So, I think this package is a good package because it's got an investment in the future, but also an acknowledgement of the needs of the community today.

QUESTION: What about people who are on the Chronic Disease waiting list at present? How will they then be treated then [indistinct] if their work was more than $1000 now that's not going to be covered? Where are they left?

TANYA PLIBERSEK: So, there's no waiting list for the Chronic Disease Dental Scheme. That's not how it operates. People will have - the scheme will close to new entrants on 8 September. People will have 12 weeks to conclude a course of treatment and - so, the scheme will close completely on 30 November.

People who are on low incomes who are using the Chronic Disease Dental Scheme are eligible for treatment in the public system. If they're a health care card holder, seniors' card holder, pensioner, disability support pensioner - the reason they haven't been able to get that treatment in the public system is because there has been under-investment for many, many years in the public system.

So, the half billion dollars that we put in the last Budget and the $1.3 billion that we will put in from 2014 will massively boost the ability of the public system to treat people who have been technically eligible for treatment, but have just never got to the top of the list. That's…

QUESTION: Will their entitlements then be less though under this new scheme? Will they be entitled to less [indistinct]?

TANYA PLIBERSEK: The public dental system for adults doesn't have that kind of capping arrangement. The Chronic Disease Dental Scheme amount has been one of the problems with the scheme because high-end cosmetic work has been covered.

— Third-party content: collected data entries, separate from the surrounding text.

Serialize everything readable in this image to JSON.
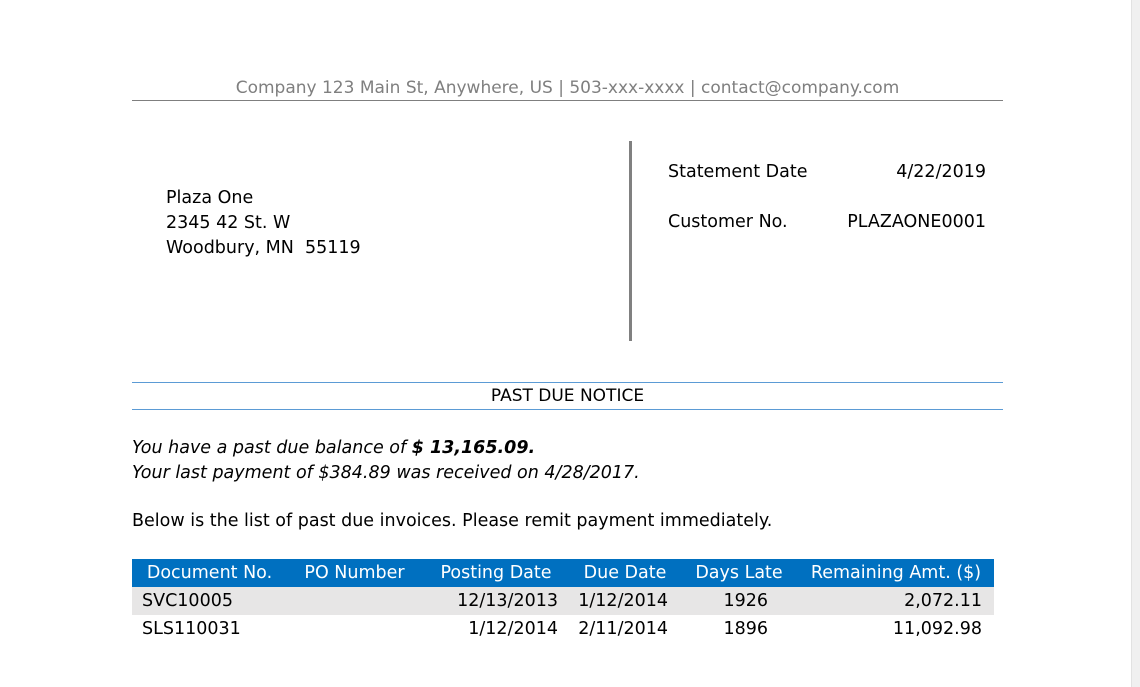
{
  "header": {
    "company_line": "Company 123 Main St, Anywhere, US | 503-xxx-xxxx | contact@company.com"
  },
  "customer_address": {
    "line1": "Plaza One",
    "line2": "2345 42 St. W",
    "line3": "Woodbury, MN  55119"
  },
  "statement": {
    "date_label": "Statement Date",
    "date_value": "4/22/2019",
    "customer_label": "Customer No.",
    "customer_value": "PLAZAONE0001"
  },
  "notice": {
    "title": "PAST DUE NOTICE",
    "balance_prefix": "You have a past due balance of ",
    "balance_amount": "$ 13,165.09.",
    "last_payment": "Your last payment of $384.89 was received on 4/28/2017.",
    "remit_text": "Below is the list of past due invoices. Please remit payment immediately."
  },
  "table": {
    "headers": [
      "Document No.",
      "PO Number",
      "Posting Date",
      "Due Date",
      "Days Late",
      "Remaining Amt. ($)"
    ],
    "rows": [
      {
        "doc": "SVC10005",
        "po": "",
        "posting": "12/13/2013",
        "due": "1/12/2014",
        "days": "1926",
        "amount": "2,072.11"
      },
      {
        "doc": "SLS110031",
        "po": "",
        "posting": "1/12/2014",
        "due": "2/11/2014",
        "days": "1896",
        "amount": "11,092.98"
      }
    ]
  }
}
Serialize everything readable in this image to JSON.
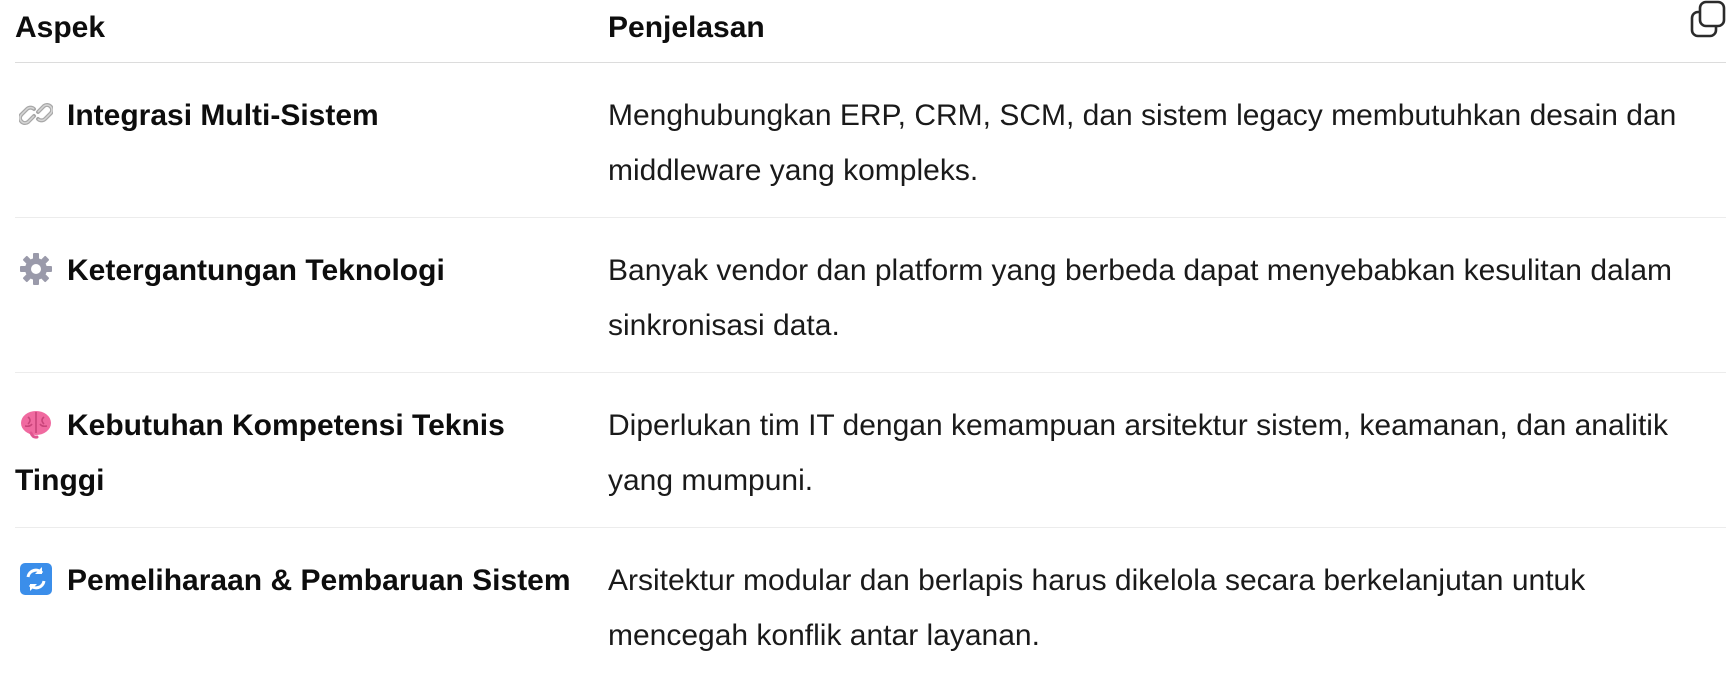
{
  "table": {
    "headers": [
      "Aspek",
      "Penjelasan"
    ],
    "rows": [
      {
        "icon": "link-icon",
        "aspect": "Integrasi Multi-Sistem",
        "explanation": "Menghubungkan ERP, CRM, SCM, dan sistem legacy membutuhkan desain dan middleware yang kompleks."
      },
      {
        "icon": "gear-icon",
        "aspect": "Ketergantungan Teknologi",
        "explanation": "Banyak vendor dan platform yang berbeda dapat menyebabkan kesulitan dalam sinkronisasi data."
      },
      {
        "icon": "brain-icon",
        "aspect": "Kebutuhan Kompetensi Teknis Tinggi",
        "explanation": "Diperlukan tim IT dengan kemampuan arsitektur sistem, keamanan, dan analitik yang mumpuni."
      },
      {
        "icon": "refresh-icon",
        "aspect": "Pemeliharaan & Pembaruan Sistem",
        "explanation": "Arsitektur modular dan berlapis harus dikelola secara berkelanjutan untuk mencegah konflik antar layanan."
      }
    ]
  },
  "toolbar": {
    "copy_icon": "copy-icon"
  }
}
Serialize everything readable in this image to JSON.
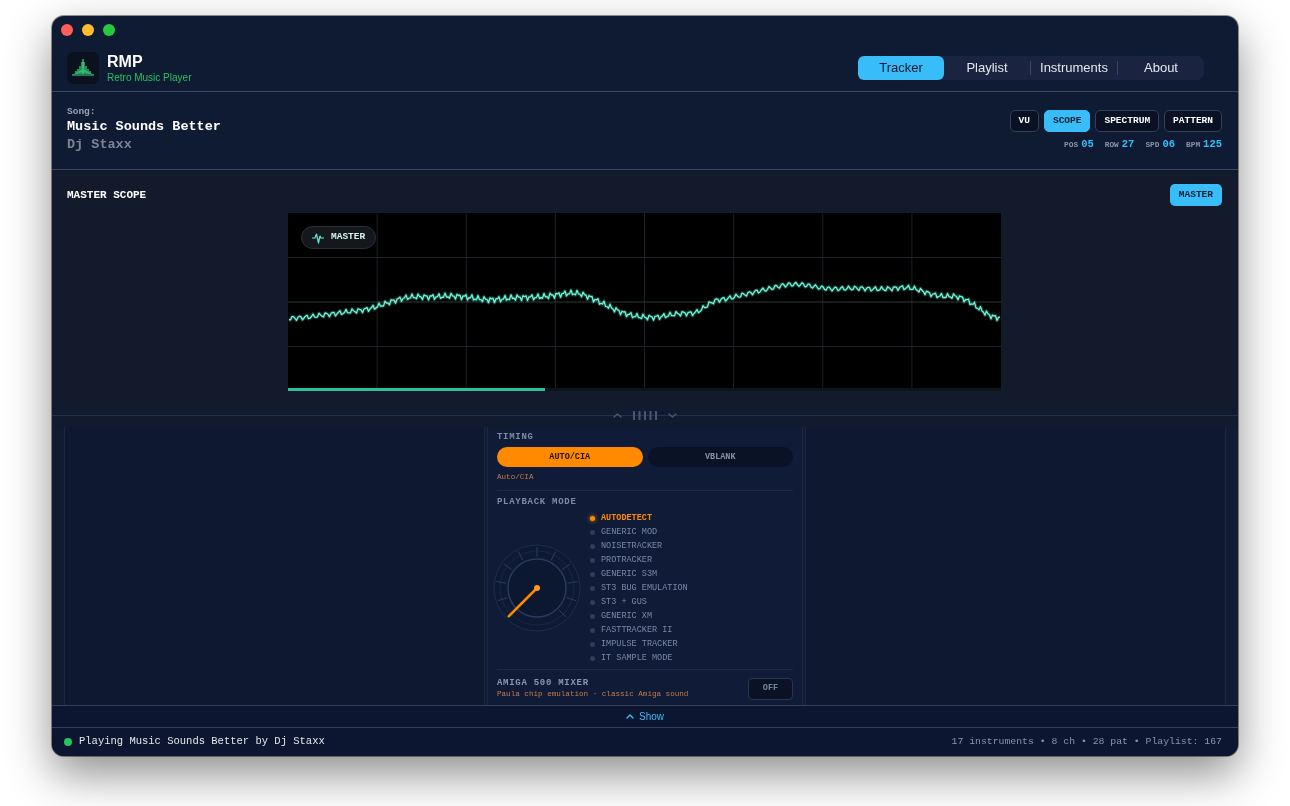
{
  "app": {
    "name": "RMP",
    "subtitle": "Retro Music Player"
  },
  "tabs": [
    {
      "label": "Tracker",
      "selected": true
    },
    {
      "label": "Playlist",
      "selected": false
    },
    {
      "label": "Instruments",
      "selected": false
    },
    {
      "label": "About",
      "selected": false
    }
  ],
  "song": {
    "label": "Song:",
    "title": "Music Sounds Better",
    "artist": "Dj Staxx"
  },
  "view_buttons": [
    {
      "label": "VU",
      "selected": false
    },
    {
      "label": "SCOPE",
      "selected": true
    },
    {
      "label": "SPECTRUM",
      "selected": false
    },
    {
      "label": "PATTERN",
      "selected": false
    }
  ],
  "readouts": [
    {
      "label": "POS",
      "value": "05"
    },
    {
      "label": "ROW",
      "value": "27"
    },
    {
      "label": "SPD",
      "value": "06"
    },
    {
      "label": "BPM",
      "value": "125"
    }
  ],
  "scope": {
    "title": "MASTER SCOPE",
    "channel_button": {
      "label": "MASTER",
      "selected": true
    },
    "channel_badge": "MASTER",
    "progress": {
      "level": 0.36
    }
  },
  "timing": {
    "label": "TIMING",
    "options": [
      {
        "label": "AUTO/CIA",
        "selected": true
      },
      {
        "label": "VBLANK",
        "selected": false
      }
    ],
    "current": "Auto/CIA"
  },
  "playback_mode": {
    "label": "PLAYBACK MODE",
    "modes": [
      {
        "label": "AUTODETECT",
        "selected": true
      },
      {
        "label": "GENERIC MOD",
        "selected": false
      },
      {
        "label": "NOISETRACKER",
        "selected": false
      },
      {
        "label": "PROTRACKER",
        "selected": false
      },
      {
        "label": "GENERIC S3M",
        "selected": false
      },
      {
        "label": "ST3 BUG EMULATION",
        "selected": false
      },
      {
        "label": "ST3 + GUS",
        "selected": false
      },
      {
        "label": "GENERIC XM",
        "selected": false
      },
      {
        "label": "FASTTRACKER II",
        "selected": false
      },
      {
        "label": "IMPULSE TRACKER",
        "selected": false
      },
      {
        "label": "IT SAMPLE MODE",
        "selected": false
      }
    ]
  },
  "mixer": {
    "title": "AMIGA 500 MIXER",
    "description": "Paula chip emulation · classic Amiga sound",
    "toggle": {
      "label": "OFF",
      "on": false
    }
  },
  "show_button": {
    "label": "Show"
  },
  "status_bar": {
    "playing": true,
    "message": "Playing Music Sounds Better by Dj Staxx",
    "stats": "17 instruments • 8 ch • 28 pat • Playlist: 167"
  }
}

QUESTION: [Indistinct] billion dollars. Where are you finding that money from? Is [indistinct] this Budget or is it from the coming Budgets? Where is it all coming from?

TANYA PLIBERSEK: We have a very good record of finding savings in budgets. We found over $30 billion of savings in the last Budget and we will have to find savings to pay for this scheme just as we have had to find savings to pay for all of our investments. But Australia has a strong economy. By international standards employment growth is strong, economic growth is strong, inflation is low, our economy is strong.

The reason we work so hard to have a strong economy is so that we can also have a fair society.

We've found those savings in previous budgets - over $30 billion in the last budget, over $100 billion in previous budgets. We've found those savings so that we can also invest in the things that matter to Labor governments: increases in the aged pension, increases in education, increases in support for disability.

All of these things are priorities for us so yes, we will have to find savings but one of the reasons that we have a strong economy and one of the reasons we worked so hard on those savings is so we can invest in Labor priorities.

QUESTION: Will they all come out of your portfolio?

TANYA PLIBERSEK: We'll work out that across government and it will all be accounted for in the mid-year economic forecast.

QUESTION: Minister, do you expect the Coalition to resist the closing down of the Chronic Disease Dental Scheme and have you been able to secure the support of the cross-benchers in supporting this package?

TANYA PLIBERSEK: I expect Tony Abbott will say no to this as he says no to everything. This is something that he would claim is a, you know, a record of his when he was in government. It is one of the worst designed pieces of public policy I have ever seen in my life, in terms of…

QUESTION: Will you need legislation to repeal it?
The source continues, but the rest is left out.